I have a friend who has recently been ‘committed’. In the psychiatric sense. To a mental hospital. Perhaps rather arrogantly, I didn’t imagine I would ever be in this position – how could anyone I would befriend ever be locked away for mental illness?
I discovered this just a few days ago. She called from hospital to let me know what had happened. She sounded fine – no, not just fine, but positively chipper. “It’s just like being in a hotel” she confided, chirpily. When I asked her what had happened, she said it started with her flooding their block of flats by leaving a bath running, then progressed to the fire brigade attending, followed by the police. For reasons unexplained to me, she resisted the police, who apparently handcuffed her to try to restrain her. Rather than oblige, she continued resisting and wound up banged up at said ‘hotel’ up the road. It sounded like she was thoroughly enjoying herself, and the prospect of a six-month mandatory stay didn’t seem to phase her a bit.
One part of her story which raised a red flag for me, was when she described how she had behaved in response to the flooding incident. She said that (rather than going downstairs and checking to see what damage had been done) she chose to hide in her kitchen. The fire brigade thereby ended up having to break down her door to get in.
This small cameo speaks volumes to me and gives a clue as to what might really be going on for my friend – is she really bipolar, as she tells me she’s now been diagnosed (like most of the population now, it seems) or are we witnessing a crisis of character – the unwillingness to take responsibility for one’s behaviour.
According to experts only a handful of clinical conditions can potentially render a person not fully responsible for their behaviour. For example, people with delusional psychosis can commit heinous acts because their brains are not functioning properly. In such cases, an individual can lack the capacity to judge right from wrong.
But my friend is not in this position. She has never been diagnosed with delusional psychosis or any other condition that exonerates her from responsibility for her actions. But what I do notice, looking back, is that she has actively denied taking responsibility at crucial points in her life.
For example, when she was diagnosed with a serious physical condition which was subsequently retracted by her doctor as her health improved, she asked if he would keep the revised diagnosis a secret, to which he (remarkably) agreed. This entitled her to the full slew of sickness benefits and relieved her of the burden of ever having to take responsibility for her work life again. (The flats I mentioned are council of course, so any responsibility for rectifying the considerable damage caused by the flooding falls to the council).
When I delicately raised this matter with her some years later, she had totally forgotten that particular game-changing conversation with her GP, and I do recall thinking at the time – she has genuinely purged her mind of that truth.

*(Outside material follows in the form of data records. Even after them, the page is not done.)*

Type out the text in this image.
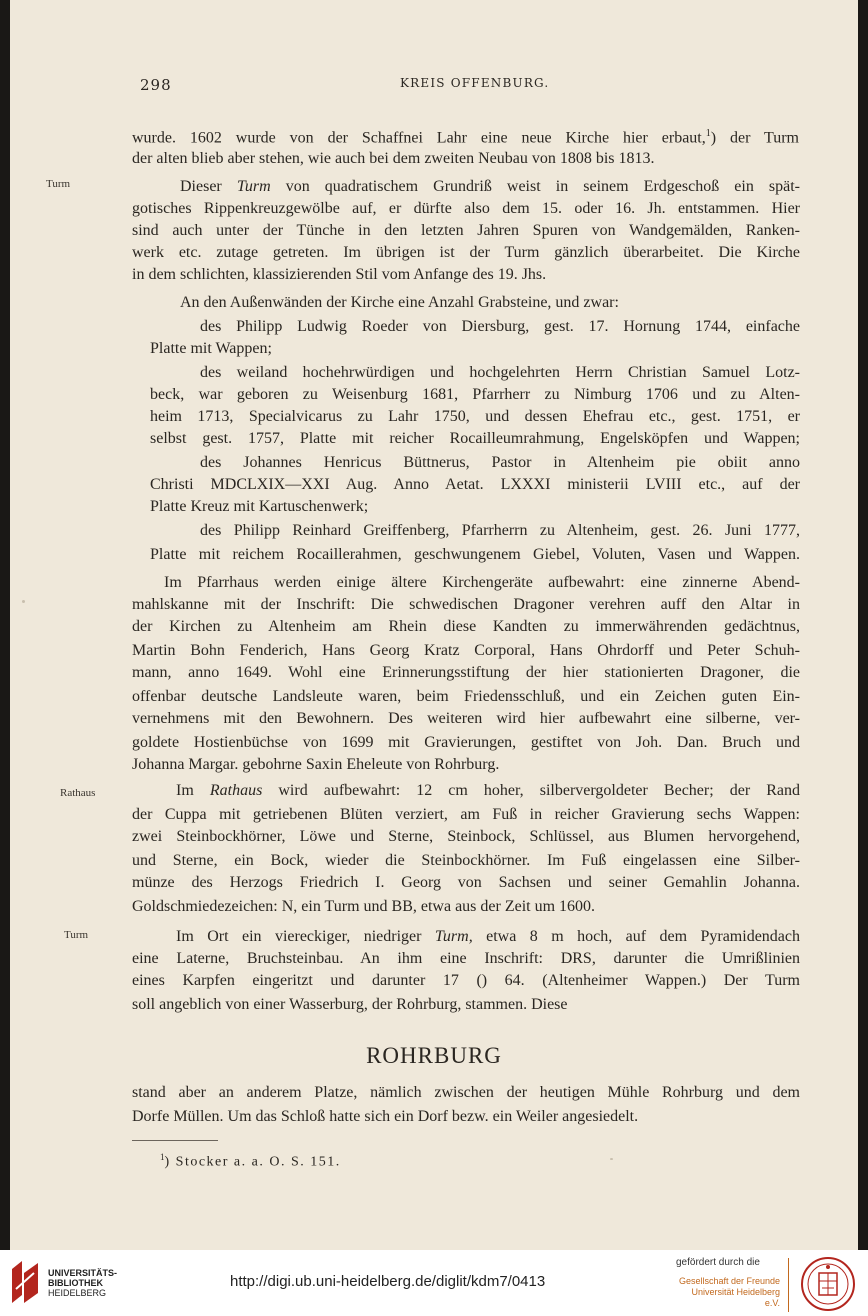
298	KREIS OFFENBURG.
Turm
Rathaus
Turm
wurde. 1602 wurde von der Schaffnei Lahr eine neue Kirche hier erbaut,$^1$) der Turm
der alten blieb aber stehen, wie auch bei dem zweiten Neubau von 1808 bis 1813.
Dieser Turm von quadratischem Grundriß weist in seinem Erdgeschoß ein spät-
gotisches Rippenkreuzgewölbe auf, er dürfte also dem 15. oder 16. Jh. entstammen. Hier
sind auch unter der Tünche in den letzten Jahren Spuren von Wandgemälden, Ranken-
werk etc. zutage getreten. Im übrigen ist der Turm gänzlich überarbeitet. Die Kirche
in dem schlichten, klassizierenden Stil vom Anfange des 19. Jhs.
An den Außenwänden der Kirche eine Anzahl Grabsteine, und zwar:
des Philipp Ludwig Roeder von Diersburg, gest. 17. Hornung 1744, einfache
Platte mit Wappen;
des weiland hochehrwürdigen und hochgelehrten Herrn Christian Samuel Lotz-
beck, war geboren zu Weisenburg 1681, Pfarrherr zu Nimburg 1706 und zu Alten-
heim 1713, Specialvicarus zu Lahr 1750, und dessen Ehefrau etc., gest. 1751, er
selbst gest. 1757, Platte mit reicher Rocailleumrahmung, Engelsköpfen und Wappen;
des Johannes Henricus Büttnerus, Pastor in Altenheim pie obiit anno
Christi MDCLXIX—XXI Aug. Anno Aetat. LXXXI ministerii LVIII etc., auf der
Platte Kreuz mit Kartuschenwerk;
des Philipp Reinhard Greiffenberg, Pfarrherrn zu Altenheim, gest. 26. Juni 1777,
Platte mit reichem Rocaillerahmen, geschwungenem Giebel, Voluten, Vasen und Wappen.
Im Pfarrhaus werden einige ältere Kirchengeräte aufbewahrt: eine zinnerne Abend-
mahlskanne mit der Inschrift: Die schwedischen Dragoner verehren auff den Altar in
der Kirchen zu Altenheim am Rhein diese Kandten zu immerwährenden gedächtnus,
Martin Bohn Fenderich, Hans Georg Kratz Corporal, Hans Ohrdorff und Peter Schuh-
mann, anno 1649. Wohl eine Erinnerungsstiftung der hier stationierten Dragoner, die
offenbar deutsche Landsleute waren, beim Friedensschluß, und ein Zeichen guten Ein-
vernehmens mit den Bewohnern. Des weiteren wird hier aufbewahrt eine silberne, ver-
goldete Hostienbüchse von 1699 mit Gravierungen, gestiftet von Joh. Dan. Bruch und
Johanna Margar. gebohrne Saxin Eheleute von Rohrburg.
Im Rathaus wird aufbewahrt: 12 cm hoher, silbervergoldeter Becher; der Rand
der Cuppa mit getriebenen Blüten verziert, am Fuß in reicher Gravierung sechs Wappen:
zwei Steinbockhörner, Löwe und Sterne, Steinbock, Schlüssel, aus Blumen hervorgehend,
und Sterne, ein Bock, wieder die Steinbockhörner. Im Fuß eingelassen eine Silber-
münze des Herzogs Friedrich I. Georg von Sachsen und seiner Gemahlin Johanna.
Goldschmiedezeichen: N, ein Turm und BB, etwa aus der Zeit um 1600.
Im Ort ein viereckiger, niedriger Turm, etwa 8 m hoch, auf dem Pyramidendach
eine Laterne, Bruchsteinbau. An ihm eine Inschrift: DRS, darunter die Umrißlinien
eines Karpfen eingeritzt und darunter 17 () 64. (Altenheimer Wappen.) Der Turm
soll angeblich von einer Wasserburg, der Rohrburg, stammen. Diese
stand aber an anderem Platze, nämlich zwischen der heutigen Mühle Rohrburg und dem
Dorfe Müllen. Um das Schloß hatte sich ein Dorf bezw. ein Weiler angesiedelt.
ROHRBURG
$^1$) Stocker a. a. O. S. 151.
UNIVERSITÄTS-
BIBLIOTHEK
HEIDELBERG
http://digi.ub.uni-heidelberg.de/diglit/kdm7/0413
gefördert durch die
Gesellschaft der Freunde
Universität Heidelberg e.V.
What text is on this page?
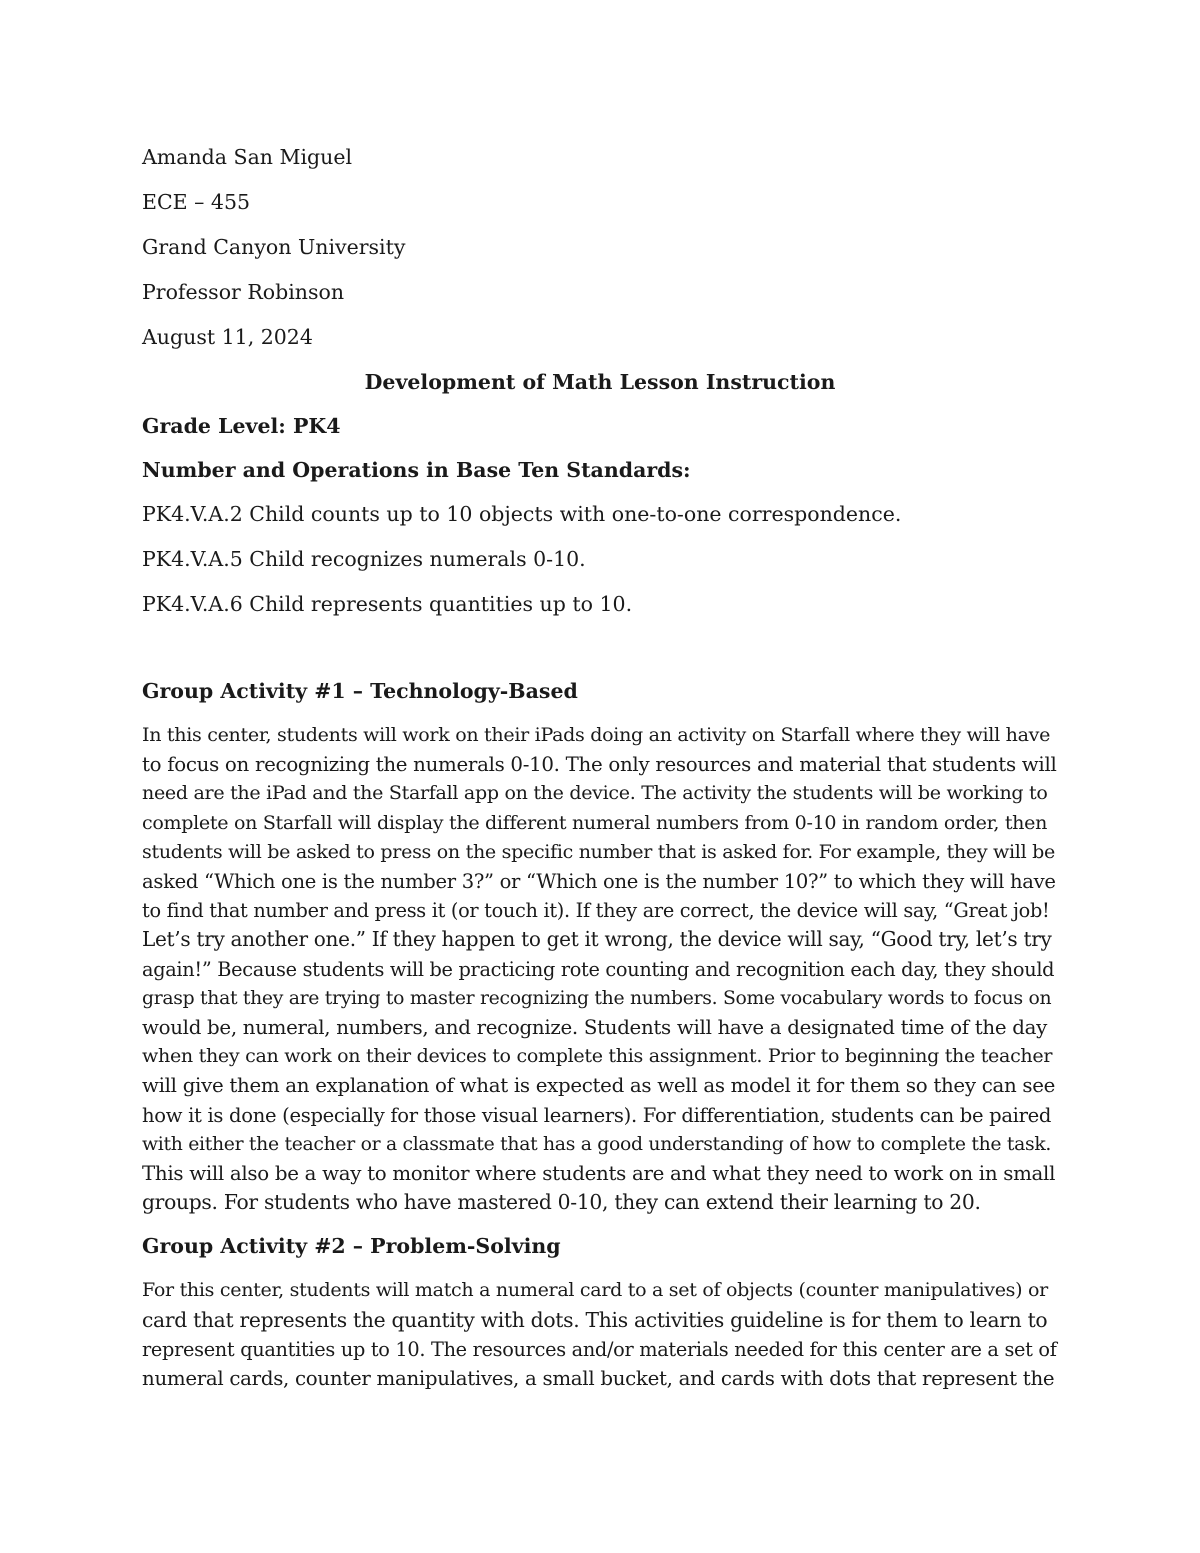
Amanda San Miguel

ECE – 455

Grand Canyon University

Professor Robinson

August 11, 2024

Development of Math Lesson Instruction

Grade Level: PK4

Number and Operations in Base Ten Standards:

PK4.V.A.2 Child counts up to 10 objects with one-to-one correspondence.

PK4.V.A.5 Child recognizes numerals 0-10.

PK4.V.A.6 Child represents quantities up to 10.

Group Activity #1 – Technology-Based

In this center, students will work on their iPads doing an activity on Starfall where they will have
to focus on recognizing the numerals 0-10. The only resources and material that students will
need are the iPad and the Starfall app on the device. The activity the students will be working to
complete on Starfall will display the different numeral numbers from 0-10 in random order, then
students will be asked to press on the specific number that is asked for. For example, they will be
asked “Which one is the number 3?” or “Which one is the number 10?” to which they will have
to find that number and press it (or touch it). If they are correct, the device will say, “Great job!
Let’s try another one.” If they happen to get it wrong, the device will say, “Good try, let’s try
again!” Because students will be practicing rote counting and recognition each day, they should
grasp that they are trying to master recognizing the numbers. Some vocabulary words to focus on
would be, numeral, numbers, and recognize. Students will have a designated time of the day
when they can work on their devices to complete this assignment. Prior to beginning the teacher
will give them an explanation of what is expected as well as model it for them so they can see
how it is done (especially for those visual learners). For differentiation, students can be paired
with either the teacher or a classmate that has a good understanding of how to complete the task.
This will also be a way to monitor where students are and what they need to work on in small
groups. For students who have mastered 0-10, they can extend their learning to 20.

Group Activity #2 – Problem-Solving

For this center, students will match a numeral card to a set of objects (counter manipulatives) or
card that represents the quantity with dots. This activities guideline is for them to learn to
represent quantities up to 10. The resources and/or materials needed for this center are a set of
numeral cards, counter manipulatives, a small bucket, and cards with dots that represent the
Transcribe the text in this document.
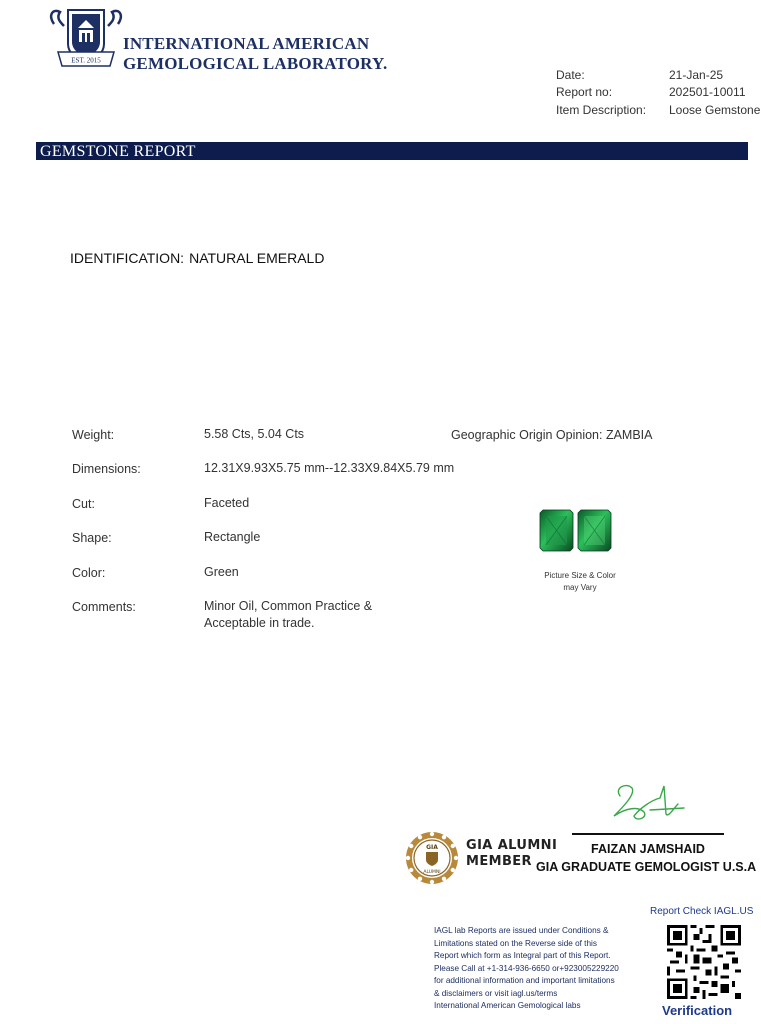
EST. 2015
INTERNATIONAL AMERICAN
GEMOLOGICAL LABORATORY.
Date:	21-Jan-25
Report no:	202501-10011
Item Description:	Loose Gemstone
GEMSTONE REPORT
IDENTIFICATION: NATURAL EMERALD
Weight:	5.58 Cts, 5.04 Cts	Geographic Origin Opinion: ZAMBIA
Dimensions:	12.31X9.93X5.75 mm--12.33X9.84X5.79 mm
Cut:	Faceted
Shape:	Rectangle
Color:	Green
Comments:	Minor Oil, Common Practice &
Acceptable in trade.
Picture Size & Color
may Vary
FAIZAN JAMSHAID
GIA GRADUATE GEMOLOGIST U.S.A
GIA
ALUMNI
GIA ALUMNI
MEMBER
Report Check IAGL.US
IAGL lab Reports are issued under Conditions &
Limitations stated on the Reverse side of this
Report which form as Integral part of this Report.
Please Call at +1-314-936-6650 or+923005229220
for additional information and important limitations
& disclaimers or visit iagl.us/terms
International American Gemological labs	Verification
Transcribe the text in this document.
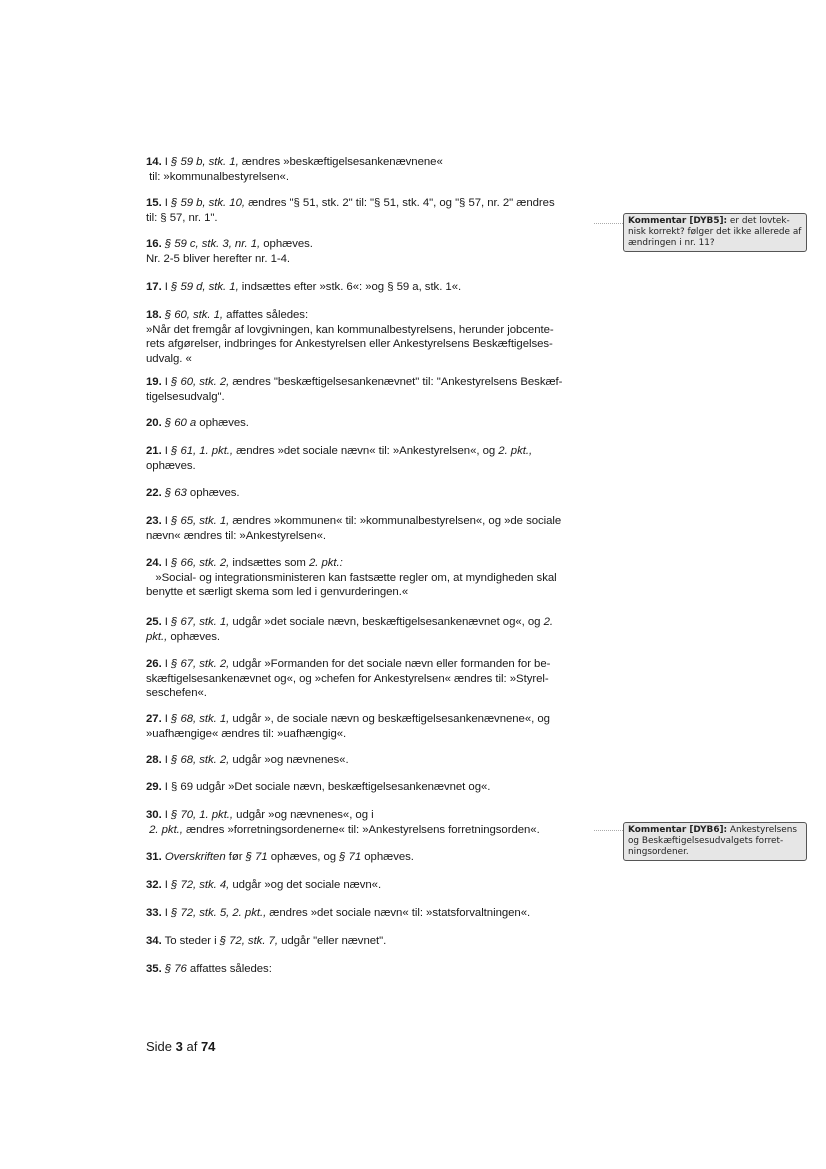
14. I § 59 b, stk. 1, ændres »beskæftigelsesankenævnene«
til: »kommunalbestyrelsen«.
15. I § 59 b, stk. 10, ændres "§ 51, stk. 2" til: "§ 51, stk. 4", og "§ 57, nr. 2" ændres
til: § 57, nr. 1".
16. § 59 c, stk. 3, nr. 1, ophæves.
Nr. 2-5 bliver herefter nr. 1-4.
17. I § 59 d, stk. 1, indsættes efter »stk. 6«: »og § 59 a, stk. 1«.
18. § 60, stk. 1, affattes således:
»Når det fremgår af lovgivningen, kan kommunalbestyrelsens, herunder jobcente-
rets afgørelser, indbringes for Ankestyrelsen eller Ankestyrelsens Beskæftigelses-
udvalg. «
19. I § 60, stk. 2, ændres "beskæftigelsesankenævnet" til: "Ankestyrelsens Beskæf-
tigelsesudvalg".
20. § 60 a ophæves.
21. I § 61, 1. pkt., ændres »det sociale nævn« til: »Ankestyrelsen«, og 2. pkt.,
ophæves.
22. § 63 ophæves.
23. I § 65, stk. 1, ændres »kommunen« til: »kommunalbestyrelsen«, og »de sociale
nævn« ændres til: »Ankestyrelsen«.
24. I § 66, stk. 2, indsættes som 2. pkt.:
»Social- og integrationsministeren kan fastsætte regler om, at myndigheden skal
benytte et særligt skema som led i genvurderingen.«
25. I § 67, stk. 1, udgår »det sociale nævn, beskæftigelsesankenævnet og«, og 2.
pkt., ophæves.
26. I § 67, stk. 2, udgår »Formanden for det sociale nævn eller formanden for be-
skæftigelsesankenævnet og«, og »chefen for Ankestyrelsen« ændres til: »Styrel-
seschefen«.
27. I § 68, stk. 1, udgår », de sociale nævn og beskæftigelsesankenævnene«, og
»uafhængige« ændres til: »uafhængig«.
28. I § 68, stk. 2, udgår »og nævnenes«.
29. I § 69 udgår »Det sociale nævn, beskæftigelsesankenævnet og«.
30. I § 70, 1. pkt., udgår »og nævnenes«, og i
2. pkt., ændres »forretningsordenerne« til: »Ankestyrelsens forretningsorden«.
31. Overskriften før § 71 ophæves, og § 71 ophæves.
32. I § 72, stk. 4, udgår »og det sociale nævn«.
33. I § 72, stk. 5, 2. pkt., ændres »det sociale nævn« til: »statsforvaltningen«.
34. To steder i § 72, stk. 7, udgår "eller nævnet".
35. § 76 affattes således:
Kommentar [DYB5]: er det lovtek-
nisk korrekt? følger det ikke allerede af
ændringen i nr. 11?
Kommentar [DYB6]: Ankestyrelsens
og Beskæftigelsesudvalgets forret-
ningsordener.
Side 3 af 74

I wondered, at the time, what happens to the minds of people who choose to live in a state of denial. Perhaps now I am witnessing the answer.
A recent article by Dr George Simon PhD entitled ‘Mental disorders and accountability: is everyone a victim?‘ speaks to the increasing shift in Western culture towards a ‘he couldn’t help it – he has a mental disorder’ attitude, when in fact he does have a choice about whether or not to engage in responsible social behaviour. He refers to this as a crisis of character in the people of our Western nations:
“Not only has the character crisis being witnessed by the industrialised world over the past several decades reached epidemic proportions, but we have become so desensitised to it (or are in such enormous denial about it) and have grown so accustomed to claims that various mental disorders are really to blame for willful misconduct, that the very notion of personal responsibility for behaviour is in jeopardy of becoming extinct.”
I agree with him that ‘character is has always been key to responsible social functioning’ and we are now entering a brave new world where virtues of character are the exception rather than the norm.
As to my friend, in many ways, being committed may be her preferred next step along the pathway to total relinquishment of any responsibility for her life whatsoever – reversion to a perennial childhood. Perhaps, to her, being committed is not such a high price for total relief from the adult challenge of character formation.